Find a nonsingular matrix $C$ such that $C^{-1}AC$ is a diagonal matrix. $$ A=\begin{pmatrix} 1 & 0 \\ 1 & 3 \\ \end{pmatrix} $$
I have found the eigenvalues to be 1 and 3. I also tried solving it by taking $C=\begin{pmatrix} a & b \\ c & d \\ \end{pmatrix}$ and I got nowhere. What is the correct method for finding such $C$ in general?
Thank you in advance
On
The method you tried is (the) a correct one. You find the eigenvalues and you put them in a diagonal matrix $D$. You write $C$ as you did, you find $C^{-1}$ via Cramer's rule (for example) and you solve the system $CAC^{-1} = D$.
You may have a calculation wrong. Here you have a link to the solution of your problem. I'll try to give a more developed answer in a moment.
In more detail, you have:
$C = \begin{pmatrix} a&b\\ c&d \end{pmatrix}$, thus $C^{-1}= \frac{1}{ad-cb} \begin{pmatrix} d&-b\\ -c&a\end{pmatrix}$ (in virtue of this).
As the eigenvalues are $1$ and $3$, we may write:
$D = \begin{pmatrix} 1&0\\ 0&3 \end{pmatrix}$.
Thus, solving the system (recall that this would not be possible if the matrix didn't diagonalize):
$\begin{pmatrix} a&b\\ c&d \end{pmatrix} \begin{pmatrix} 1&0\\ 1&3 \end{pmatrix}\begin{pmatrix} d&-b\\ -c&a\end{pmatrix} = (ad-cb) \begin{pmatrix} 1&0\\ 0&3 \end{pmatrix}$
which is a system (I think it's even linear) of four equations and four variables and should be solvable. You shall find $a=-2$, $b=0$, $c=d=1$, that is:
$C = \begin{pmatrix} -2&0\\ 1&1 \end{pmatrix}$.
On
Check that $\;\binom{-2}1\;,\;\;\binom01\;$ are eigenvectors belonging to the eigenvalues $\;1,3\;$ resp., and form the matrix
$$C:=\begin{pmatrix}\!\!\!-2&0\\1&1\end{pmatrix}$$
Check now that $\;C^{-1}AC\;$ is diagonal
On
Now that you have the eigenvalues, find the eigenvectors.

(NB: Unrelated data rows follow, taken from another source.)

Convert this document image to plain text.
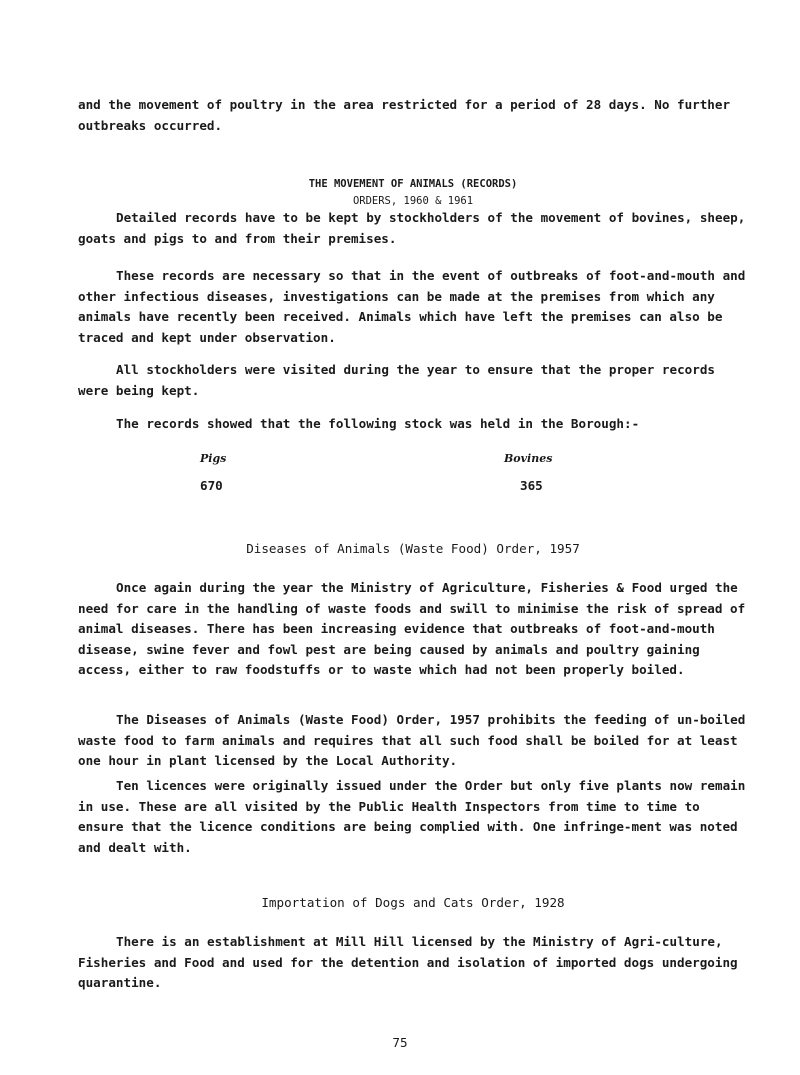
and the movement of poultry in the area restricted for a period of 28 days. No further outbreaks occurred.
THE MOVEMENT OF ANIMALS (RECORDS)
ORDERS, 1960 & 1961
Detailed records have to be kept by stockholders of the movement of bovines, sheep, goats and pigs to and from their premises.
These records are necessary so that in the event of outbreaks of foot-and-mouth and other infectious diseases, investigations can be made at the premises from which any animals have recently been received. Animals which have left the premises can also be traced and kept under observation.
All stockholders were visited during the year to ensure that the proper records were being kept.
The records showed that the following stock was held in the Borough:-
Pigs	Bovines
670	365
Diseases of Animals (Waste Food) Order, 1957
Once again during the year the Ministry of Agriculture, Fisheries & Food urged the need for care in the handling of waste foods and swill to minimise the risk of spread of animal diseases. There has been increasing evidence that outbreaks of foot-and-mouth disease, swine fever and fowl pest are being caused by animals and poultry gaining access, either to raw foodstuffs or to waste which had not been properly boiled.
The Diseases of Animals (Waste Food) Order, 1957 prohibits the feeding of un-boiled waste food to farm animals and requires that all such food shall be boiled for at least one hour in plant licensed by the Local Authority.
Ten licences were originally issued under the Order but only five plants now remain in use. These are all visited by the Public Health Inspectors from time to time to ensure that the licence conditions are being complied with. One infringe-ment was noted and dealt with.
Importation of Dogs and Cats Order, 1928
There is an establishment at Mill Hill licensed by the Ministry of Agri-culture, Fisheries and Food and used for the detention and isolation of imported dogs undergoing quarantine.
75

$A\xi_1=1\xi_1 \implies \xi_1 = (-2,1)^T$
$A\xi_3=3\xi_3 \implies \xi_3 = (0,1)^T$
Since you have distinct eigenvalues, these eigenvectors will be linearly independent. Consider the matrix $C$ where the columns are the eigenvectors. $C$ is non-singular since the columns are linearly independent. Then $C^{-1} A C$ is diagonal.
To diagonalize a matrix, we find a matrix consisting of the eigenvectors of the matrix we wish to diagonalize.

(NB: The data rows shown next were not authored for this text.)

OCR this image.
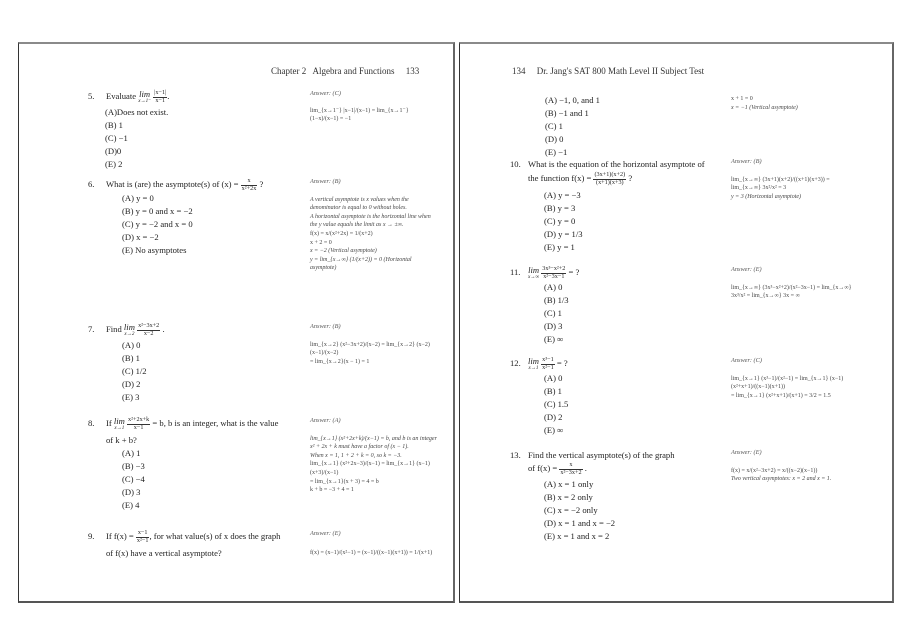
Chapter 2   Algebra and Functions     133
5. Evaluate lim
x→1⁻
$\frac{|x-1|}{x-1}$ .
(A)Does not exist.
(B) 1
(C) −1
(D)0
(E) 2

Answer: (C)

lim_{x→1⁻} |x−1|/(x−1) = lim_{x→1⁻} (1−x)/(x−1) = −1

6. What is (are) the asymptote(s) of $(x) = \frac{x}{\text{x²+2x}}$ ?
(A) y = 0
(B) y = 0 and x = −2
(C) y = −2 and x = 0
(D) x = −2
(E) No asymptotes

Answer: (B)

A vertical asymptote is x values when the denominator is equal to 0 without holes.

A horizontal asymptote is the horizontal line when the y value equals the limit as x → ±∞.

f(x) = x/(x²+2x) = 1/(x+2)

x + 2 = 0

x = −2 (Vertical asymptote)

y = lim_{x→∞} (1/(x+2)) = 0 (Horizontal asymptote)

7. Find lim
x→2
$\frac{\text{x²−3x+2}}{x-2}$ .
(A) 0
(B) 1
(C) 1/2
(D) 2
(E) 3

Answer: (B)

lim_{x→2} (x²−3x+2)/(x−2) = lim_{x→2} (x−2)(x−1)/(x−2)

= lim_{x→2}(x − 1) = 1

8. If lim
x→1
$\frac{\text{x²+2x+k}}{x-1} = b$, b is an integer, what is the value
of k + b?
(A) 1
(B) −3
(C) −4
(D) 3
(E) 4

Answer: (A)

lim_{x→1} (x²+2x+k)/(x−1) = b, and b is an integer

x² + 2x + k must have a factor of (x − 1).

When x = 1, 1 + 2 + k = 0, so k = −3.

lim_{x→1} (x²+2x−3)/(x−1) = lim_{x→1} (x−1)(x+3)/(x−1)

= lim_{x→1}(x + 3) = 4 = b

k + b = −3 + 4 = 1

9. If $f(x) = \frac{x-1}{\text{x²−1}}$ , for what value(s) of x does the graph
of f(x) have a vertical asymptote?

Answer: (E)

f(x) = (x−1)/(x²−1) = (x−1)/((x−1)(x+1)) = 1/(x+1)

134     Dr. Jang's SAT 800 Math Level II Subject Test
(A) −1, 0, and 1
(B) −1 and 1
(C) 1
(D) 0
(E) −1

x + 1 = 0

x = −1 (Vertical asymptote)

10. What is the equation of the horizontal asymptote of
the function $f(x) = \frac{(3x+1)(x+2)}{(x+1)(x+3)}$ ?
(A) y = −3
(B) y = 3
(C) y = 0
(D) y = 1/3
(E) y = 1

Answer: (B)

lim_{x→∞} (3x+1)(x+2)/((x+1)(x+3)) = lim_{x→∞} 3x²/x² = 3

y = 3 (Horizontal asymptote)

11. lim
x→∞
$\frac{\text{3x³−x²+2}}{\text{x²−3x−1}}$ = ?
(A) 0
(B) 1/3
(C) 1
(D) 3
(E) ∞

Answer: (E)

lim_{x→∞} (3x³−x²+2)/(x²−3x−1) = lim_{x→∞} 3x³/x² = lim_{x→∞} 3x = ∞

12. lim
x→1
$\frac{\text{x³−1}}{\text{x²−1}}$ = ?
(A) 0
(B) 1
(C) 1.5
(D) 2
(E) ∞

Answer: (C)

lim_{x→1} (x³−1)/(x²−1) = lim_{x→1} (x−1)(x²+x+1)/((x−1)(x+1))

= lim_{x→1} (x²+x+1)/(x+1) = 3/2 = 1.5

13. Find the vertical asymptote(s) of the graph
of $f(x) = \frac{x}{\text{x²−3x+2}}$ .
(A) x = 1 only
(B) x = 2 only
(C) x = −2 only
(D) x = 1 and x = −2
(E) x = 1 and x = 2

Answer: (E)

f(x) = x/(x²−3x+2) = x/((x−2)(x−1))

Two vertical asymptotes: x = 2 and x = 1.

To find the eigenvectors, we must find vectors in the kernel of $A-\lambda I$ where $\lambda$ is an eigenvalue.
In this case it means we need vectors in the kernels of
$$ \begin{bmatrix} 0&0\\ 1&2 \end{bmatrix}\text{ and } \begin{bmatrix} -2 & 0\\ 1 & 0 \end{bmatrix}. $$
For instance, we may take the vectors $\langle 2,-1\rangle$ and $\langle 0,1\rangle$ which we see to be in each kernel. We then put the eigenvectors into a matrix $\left( \begin{array}{cc} 2 & 0 \\ -1 & 1 \\ \end{array} \right)$, which, along with its inverse will serve to diagonalize the matrix.

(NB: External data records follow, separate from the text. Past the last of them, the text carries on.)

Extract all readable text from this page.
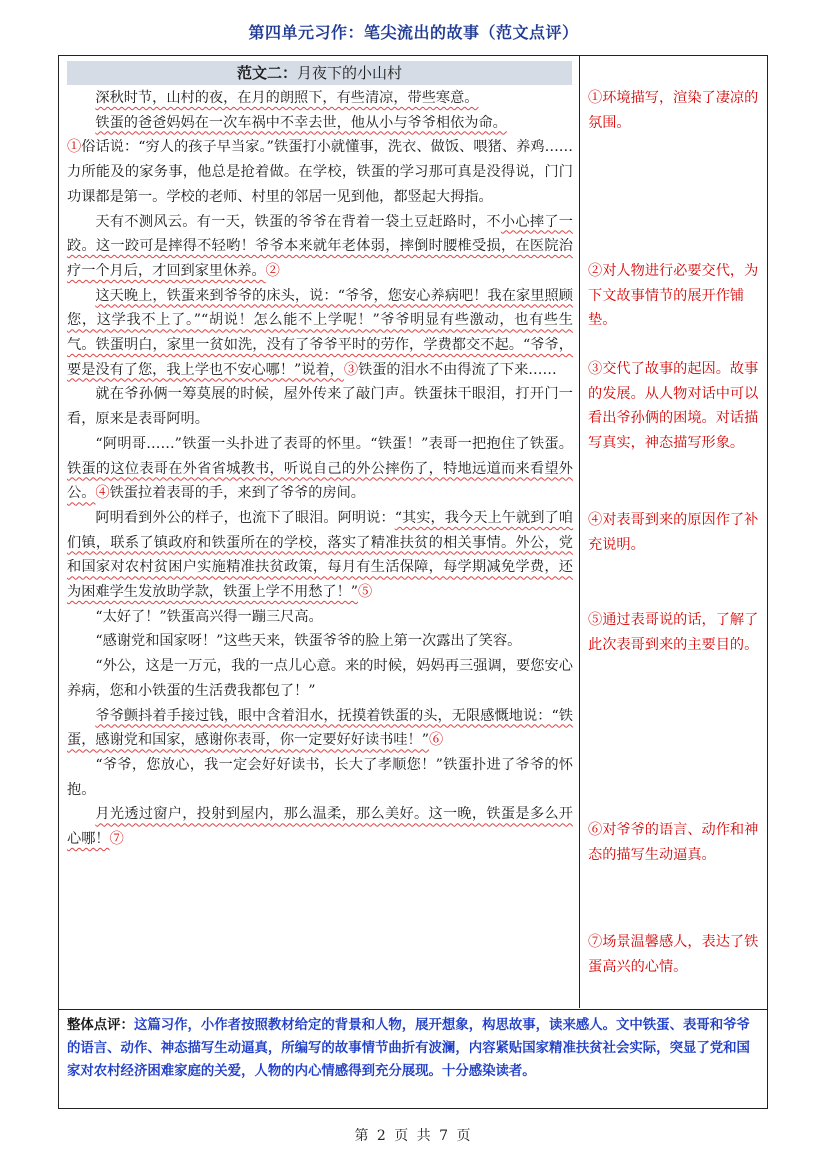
第四单元习作：笔尖流出的故事（范文点评）
范文二：月夜下的小山村

深秋时节，山村的夜，在月的朗照下，有些清凉，带些寒意。

铁蛋的爸爸妈妈在一次车祸中不幸去世，他从小与爷爷相依为命。

①俗话说：“穷人的孩子早当家。”铁蛋打小就懂事，洗衣、做饭、喂猪、养鸡……力所能及的家务事，他总是抢着做。在学校，铁蛋的学习那可真是没得说，门门功课都是第一。学校的老师、村里的邻居一见到他，都竖起大拇指。

天有不测风云。有一天，铁蛋的爷爷在背着一袋土豆赶路时，不小心摔了一跤。这一跤可是摔得不轻哟！爷爷本来就年老体弱，摔倒时腰椎受损，在医院治疗一个月后，才回到家里休养。②

这天晚上，铁蛋来到爷爷的床头，说：“爷爷，您安心养病吧！我在家里照顾您，这学我不上了。”“胡说！怎么能不上学呢！”爷爷明显有些激动，也有些生气。铁蛋明白，家里一贫如洗，没有了爷爷平时的劳作，学费都交不起。“爷爷，要是没有了您，我上学也不安心哪！”说着，③铁蛋的泪水不由得流了下来……

就在爷孙俩一筹莫展的时候，屋外传来了敲门声。铁蛋抹干眼泪，打开门一看，原来是表哥阿明。

“阿明哥……”铁蛋一头扑进了表哥的怀里。“铁蛋！”表哥一把抱住了铁蛋。铁蛋的这位表哥在外省省城教书，听说自己的外公摔伤了，特地远道而来看望外公。④铁蛋拉着表哥的手，来到了爷爷的房间。

阿明看到外公的样子，也流下了眼泪。阿明说：“其实，我今天上午就到了咱们镇，联系了镇政府和铁蛋所在的学校，落实了精准扶贫的相关事情。外公，党和国家对农村贫困户实施精准扶贫政策，每月有生活保障，每学期减免学费，还为困难学生发放助学款，铁蛋上学不用愁了！”⑤

“太好了！”铁蛋高兴得一蹦三尺高。

“感谢党和国家呀！”这些天来，铁蛋爷爷的脸上第一次露出了笑容。

“外公，这是一万元，我的一点儿心意。来的时候，妈妈再三强调，要您安心养病，您和小铁蛋的生活费我都包了！”

爷爷颤抖着手接过钱，眼中含着泪水，抚摸着铁蛋的头，无限感慨地说：“铁蛋，感谢党和国家，感谢你表哥，你一定要好好读书哇！”⑥

“爷爷，您放心，我一定会好好读书，长大了孝顺您！”铁蛋扑进了爷爷的怀抱。

月光透过窗户，投射到屋内，那么温柔，那么美好。这一晚，铁蛋是多么开心哪！⑦

①环境描写，渲染了凄凉的氛围。
②对人物进行必要交代，为下文故事情节的展开作铺垫。
③交代了故事的起因。故事的发展。从人物对话中可以看出爷孙俩的困境。对话描写真实，神态描写形象。
④对表哥到来的原因作了补充说明。
⑤通过表哥说的话，了解了此次表哥到来的主要目的。
⑥对爷爷的语言、动作和神态的描写生动逼真。
⑦场景温馨感人，表达了铁蛋高兴的心情。
整体点评：这篇习作，小作者按照教材给定的背景和人物，展开想象，构思故事，读来感人。文中铁蛋、表哥和爷爷的语言、动作、神态描写生动逼真，所编写的故事情节曲折有波澜，内容紧贴国家精准扶贫社会实际，突显了党和国家对农村经济困难家庭的关爱，人物的内心情感得到充分展现。十分感染读者。
第 2 页 共 7 页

$$\left( \begin{array}{cc} 1/2 & 0 \\ 1/2 & 1 \\ \end{array} \right)\left( \begin{array}{cc} 1 & 0 \\ 1 & 3 \\ \end{array} \right)\left( \begin{array}{cc} 2 & 0 \\ -1 & 1 \\ \end{array} \right)=\left( \begin{array}{cc} 1 & 0 \\ 0 & 3 \\ \end{array} \right)$$
This all works because we are simply putting our original matrix into the basis consisting of its eigenvectors and we know exactly how the matrix behaves with respect to this basis.